Notably, symlinks are NOT shortcuts. There is no reason for python ./symlink_to_target.py to act any differently from python ./copy_of_target.py. I think that it’s pretty clear, that if we (temporarily) ignore the backwards compatibility angle, there is no good reason to have this special case.

Now, regarding how we could deprecate this behaviour – I’ll admit that it’s not going to be seamless for anyone relying on this behaviour (like any deprecation). Luckily, it should be fairly easy to incrementally deprecate the old behaviour.

For starters, keep the old behaviour, but emit a warning. Make the new behaviour opt-in with a __future__ and/or a CLI flag and/or an environment variable.
During the transition period, all instances where symlinks are used should either opt-in to the __future__ (if the script didn’t actively rely on the old behaviour), replace the script with a wrapper script (similar to the entry point scripts) or modify the script to add its resolved path to sys.path before doing anything else.
After the deprecation period passes, make the new behaviour the default.

Optionally, we could include a simple way to explicitly opt-out of the new behaviour with something along the lines of import sys; sys.add_script_dir_to_path(). This would further simplify points (2) and (3).

steve.dower · October 23, 2023, 3:58pm

We can’t make the behaviour opt-in/out with anything in the Python file, because we haven’t looked at it by this stage (unless we’re going to do something really clever with importers… which we could, but I suspect is not worth it).

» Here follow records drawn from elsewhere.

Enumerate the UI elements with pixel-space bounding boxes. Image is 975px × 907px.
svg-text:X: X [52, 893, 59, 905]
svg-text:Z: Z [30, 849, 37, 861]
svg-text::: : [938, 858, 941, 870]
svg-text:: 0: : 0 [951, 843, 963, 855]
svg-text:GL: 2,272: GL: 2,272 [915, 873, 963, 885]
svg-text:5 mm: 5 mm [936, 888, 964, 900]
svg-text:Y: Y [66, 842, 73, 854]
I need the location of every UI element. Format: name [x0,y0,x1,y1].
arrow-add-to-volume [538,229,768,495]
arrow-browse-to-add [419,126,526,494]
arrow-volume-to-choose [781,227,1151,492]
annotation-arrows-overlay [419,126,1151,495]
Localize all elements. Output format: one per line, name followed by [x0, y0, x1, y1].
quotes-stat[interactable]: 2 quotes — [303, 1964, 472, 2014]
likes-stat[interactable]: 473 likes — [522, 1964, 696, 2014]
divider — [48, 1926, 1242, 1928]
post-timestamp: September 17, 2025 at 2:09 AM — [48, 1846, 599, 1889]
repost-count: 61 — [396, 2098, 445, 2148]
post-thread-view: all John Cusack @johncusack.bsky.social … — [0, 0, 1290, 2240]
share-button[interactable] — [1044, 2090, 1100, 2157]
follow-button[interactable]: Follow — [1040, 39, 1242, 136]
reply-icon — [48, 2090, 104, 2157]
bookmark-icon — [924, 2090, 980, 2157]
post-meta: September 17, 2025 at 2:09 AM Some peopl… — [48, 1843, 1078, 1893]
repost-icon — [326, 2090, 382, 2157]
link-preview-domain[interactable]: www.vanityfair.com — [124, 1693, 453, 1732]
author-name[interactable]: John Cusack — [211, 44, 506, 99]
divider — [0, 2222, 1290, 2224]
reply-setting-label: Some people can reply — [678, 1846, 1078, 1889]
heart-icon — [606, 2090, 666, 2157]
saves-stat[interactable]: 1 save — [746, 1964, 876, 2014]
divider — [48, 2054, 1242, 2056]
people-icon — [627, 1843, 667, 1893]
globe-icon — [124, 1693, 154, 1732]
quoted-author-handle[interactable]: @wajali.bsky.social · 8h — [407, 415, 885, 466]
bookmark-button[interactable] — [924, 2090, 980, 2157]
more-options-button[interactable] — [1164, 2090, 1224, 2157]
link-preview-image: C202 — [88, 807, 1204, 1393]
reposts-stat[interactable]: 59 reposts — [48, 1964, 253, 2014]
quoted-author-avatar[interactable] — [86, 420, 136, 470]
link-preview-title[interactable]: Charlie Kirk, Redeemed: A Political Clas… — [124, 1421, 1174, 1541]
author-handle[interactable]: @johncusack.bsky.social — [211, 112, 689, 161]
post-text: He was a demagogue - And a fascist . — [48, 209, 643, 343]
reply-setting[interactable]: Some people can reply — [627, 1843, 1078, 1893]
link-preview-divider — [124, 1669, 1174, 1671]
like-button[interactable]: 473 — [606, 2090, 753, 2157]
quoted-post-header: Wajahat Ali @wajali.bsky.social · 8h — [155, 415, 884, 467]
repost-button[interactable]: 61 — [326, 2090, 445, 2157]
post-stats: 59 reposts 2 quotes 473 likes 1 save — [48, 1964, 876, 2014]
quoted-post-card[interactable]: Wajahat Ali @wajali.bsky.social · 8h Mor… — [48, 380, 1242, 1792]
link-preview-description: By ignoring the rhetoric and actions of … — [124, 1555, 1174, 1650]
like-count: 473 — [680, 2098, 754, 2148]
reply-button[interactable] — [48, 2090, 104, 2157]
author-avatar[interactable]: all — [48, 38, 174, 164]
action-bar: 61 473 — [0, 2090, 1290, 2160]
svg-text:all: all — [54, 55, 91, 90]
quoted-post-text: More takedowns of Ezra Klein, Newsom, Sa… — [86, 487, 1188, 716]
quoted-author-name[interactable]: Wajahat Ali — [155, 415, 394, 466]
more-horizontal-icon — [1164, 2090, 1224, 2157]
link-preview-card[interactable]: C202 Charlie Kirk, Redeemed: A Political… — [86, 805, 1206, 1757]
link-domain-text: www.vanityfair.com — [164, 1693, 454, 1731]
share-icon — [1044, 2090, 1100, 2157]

So we can add a warning in the case where the script is a link, with an environment variable to suppress the warning, and then later remove it entirely.

Code that wants to include its own directory post-symlink can already sys.insert(0, str(Path(sys.argv[0]).realpath().parent)), or for 2-3 lines can more precisely match the current behaviour. Without a bunch of people jumping up and down saying they rely on this functionality and can’t change, I wouldn’t want to promote it to a supported sys function.